The beautiful white New England winter had set in. As far as the eye could reach, nothing but white could be seen. The boundary, lines of stone walls and fences were gone, or were indicated only by raised and rounded lines of the same soft white. On one side of these were faintly pencilled dark shadows in the morning and in the afternoon; but at high noon the fields were as unbroken a white as ever Arctic explorer saw, and the roads shone in the sun like white satin ribbons flung out in all directions. The groves of maple and hickory and beech were bare. Their delicate gray tints spread in masses over the hillsides like a transparent, gray veil, through which every outline of the hills was clear, but softened. The massive pines and spruces looked almost black against the white of the snow, and the whole landscape was at once shining and sombre; an effect which is peculiar to the New England winter in the hill country, and is always either very depressing or very stimulating to the soul. Dreamy and inert and phlegmatic people shiver and huddle, see only the sombreness, and find the winter one long imprisonment in the dark. But to a joyous, brisk, sanguine soul, the clear, crisp, cold air is like wine; and the whiteness and sparkle and shine of the snow are like martial music, a constant excitement and spell.
Mercy's soul thrilled within her with new delight and impulse each day. The winter had always oppressed her before. On the seashore, winter means raw cold, a pale, gray, angry ocean, fierce winds, and scanty wet snows. This brilliant, frosty air, so still and dry that it never seemed cold, this luxuriance of snow piled soft and high as if it meant shelter and warmth,--as indeed it does,--were very wonderful to Mercy. She would have liked to be out of doors all day long: it seemed to her a fairer than summer-time. She followed the partially broken trails of the wood-cutters far into the depths of the forests, and found there on sunny days, in sheltered spots, where the feet of the men and horses and the runners of the heavy sledges had worn away the snow, green mosses and glossy ferns and shining clumps of the hepatica. It was a startling sight on a December day, when the snow was lying many inches deep, to come suddenly on Mercy walking in the middle of the road, her hands filled with green ferns and mosses and vines. There were three different species of ground-pine in these woods, and hepatica and pyrola and wintergreen, and thickets of laurel. What wealth for a lover of wild, out-door things! Each day Mercy bore home new treasures, until the house was almost as green and fragrant as a summer wood. Day after day, Mrs. White, from her point of observation at her window, watched the lithe young figure coming down the road, bearing her sheaves of boughs and vines, sometimes on her shoulder, as lightly and gracefully as a peasant girl of Italy might bear her poised basket of grapes. Gradually a deep wonder took possession of the lonely old woman's soul.
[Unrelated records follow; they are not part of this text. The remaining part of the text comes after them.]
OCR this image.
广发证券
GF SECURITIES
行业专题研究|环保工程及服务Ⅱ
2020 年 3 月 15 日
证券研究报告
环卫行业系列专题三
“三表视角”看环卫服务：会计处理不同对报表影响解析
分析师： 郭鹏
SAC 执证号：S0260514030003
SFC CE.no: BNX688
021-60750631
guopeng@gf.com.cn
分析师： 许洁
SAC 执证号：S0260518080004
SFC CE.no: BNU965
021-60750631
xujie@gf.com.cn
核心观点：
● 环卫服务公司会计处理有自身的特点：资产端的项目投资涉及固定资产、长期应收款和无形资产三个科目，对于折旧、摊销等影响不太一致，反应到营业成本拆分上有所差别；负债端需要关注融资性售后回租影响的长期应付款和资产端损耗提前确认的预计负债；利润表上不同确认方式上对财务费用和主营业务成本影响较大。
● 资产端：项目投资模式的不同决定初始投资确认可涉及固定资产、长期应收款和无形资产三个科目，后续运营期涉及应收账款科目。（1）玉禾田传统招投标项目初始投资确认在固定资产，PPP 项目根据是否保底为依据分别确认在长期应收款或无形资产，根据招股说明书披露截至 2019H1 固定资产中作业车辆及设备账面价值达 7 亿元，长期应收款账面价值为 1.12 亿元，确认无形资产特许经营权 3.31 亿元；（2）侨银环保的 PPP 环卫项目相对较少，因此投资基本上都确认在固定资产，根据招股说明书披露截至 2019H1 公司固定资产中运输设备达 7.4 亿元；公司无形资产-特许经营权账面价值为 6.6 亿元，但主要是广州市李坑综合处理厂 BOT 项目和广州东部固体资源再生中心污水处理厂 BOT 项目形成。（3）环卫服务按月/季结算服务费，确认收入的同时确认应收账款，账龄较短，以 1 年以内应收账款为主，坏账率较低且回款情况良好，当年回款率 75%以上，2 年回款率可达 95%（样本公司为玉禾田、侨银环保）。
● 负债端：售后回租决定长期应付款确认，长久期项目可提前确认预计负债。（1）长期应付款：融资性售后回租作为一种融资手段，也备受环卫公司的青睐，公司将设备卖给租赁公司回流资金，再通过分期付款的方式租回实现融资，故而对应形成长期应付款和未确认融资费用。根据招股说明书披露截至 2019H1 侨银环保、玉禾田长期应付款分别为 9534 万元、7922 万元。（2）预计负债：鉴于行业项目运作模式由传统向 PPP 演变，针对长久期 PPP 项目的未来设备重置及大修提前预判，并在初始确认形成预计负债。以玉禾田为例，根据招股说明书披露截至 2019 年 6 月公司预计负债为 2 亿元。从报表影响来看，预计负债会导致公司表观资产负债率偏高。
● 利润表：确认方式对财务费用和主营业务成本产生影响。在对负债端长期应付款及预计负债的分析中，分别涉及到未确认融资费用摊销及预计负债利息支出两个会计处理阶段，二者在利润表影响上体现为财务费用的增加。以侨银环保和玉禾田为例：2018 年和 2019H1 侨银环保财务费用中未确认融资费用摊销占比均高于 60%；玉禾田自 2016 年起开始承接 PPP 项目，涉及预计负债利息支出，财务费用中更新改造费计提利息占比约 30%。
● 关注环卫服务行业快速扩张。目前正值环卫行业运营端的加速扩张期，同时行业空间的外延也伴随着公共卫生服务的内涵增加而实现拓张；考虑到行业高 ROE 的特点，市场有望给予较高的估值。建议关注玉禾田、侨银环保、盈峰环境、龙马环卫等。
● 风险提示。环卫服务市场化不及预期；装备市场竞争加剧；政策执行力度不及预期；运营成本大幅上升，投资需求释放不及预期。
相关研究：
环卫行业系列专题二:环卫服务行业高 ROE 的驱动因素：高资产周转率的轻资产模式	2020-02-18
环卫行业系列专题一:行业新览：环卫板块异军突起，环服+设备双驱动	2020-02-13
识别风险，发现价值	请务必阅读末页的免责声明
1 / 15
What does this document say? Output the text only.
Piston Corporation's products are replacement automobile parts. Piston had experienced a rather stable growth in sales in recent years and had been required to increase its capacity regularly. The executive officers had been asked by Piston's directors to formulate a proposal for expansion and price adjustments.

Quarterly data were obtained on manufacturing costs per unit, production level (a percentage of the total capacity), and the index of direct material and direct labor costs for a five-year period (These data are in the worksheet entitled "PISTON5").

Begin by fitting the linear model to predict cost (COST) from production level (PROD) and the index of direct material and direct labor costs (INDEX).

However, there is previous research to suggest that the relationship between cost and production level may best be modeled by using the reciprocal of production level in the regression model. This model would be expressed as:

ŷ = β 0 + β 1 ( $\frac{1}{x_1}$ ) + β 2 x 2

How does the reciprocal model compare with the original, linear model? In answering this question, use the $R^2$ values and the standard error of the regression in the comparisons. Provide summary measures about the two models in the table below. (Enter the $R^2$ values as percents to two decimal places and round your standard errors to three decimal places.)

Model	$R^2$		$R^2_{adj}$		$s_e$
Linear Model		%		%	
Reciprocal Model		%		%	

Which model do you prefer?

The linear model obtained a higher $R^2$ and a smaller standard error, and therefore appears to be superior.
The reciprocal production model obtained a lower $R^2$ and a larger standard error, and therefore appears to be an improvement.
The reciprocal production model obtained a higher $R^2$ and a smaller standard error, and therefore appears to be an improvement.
"Whatever can she do with all that green stuff?" she thought. "She's carried in enough to trim the 'Piscopal church twice over."
At last she shared her perplexity with Marty.
"Marty," said she one day, "have you ever seen Mrs. Philbrick come into the house without somethin' green in her hands? What do you suppose she's goin' to do with it all?"
"Lord knows," answered Marty. "I've been a speckkerlatin' about that very thing myself. They can't be a brewin' beer this time o' year; but I see her yesterday with her hands full o' pyroly."
"I wish you would make an errand in there, Marty," said Mrs. White, "and see if you can any way find out what it's all for. She's carried in pretty near a grove of pine-trees, I should say."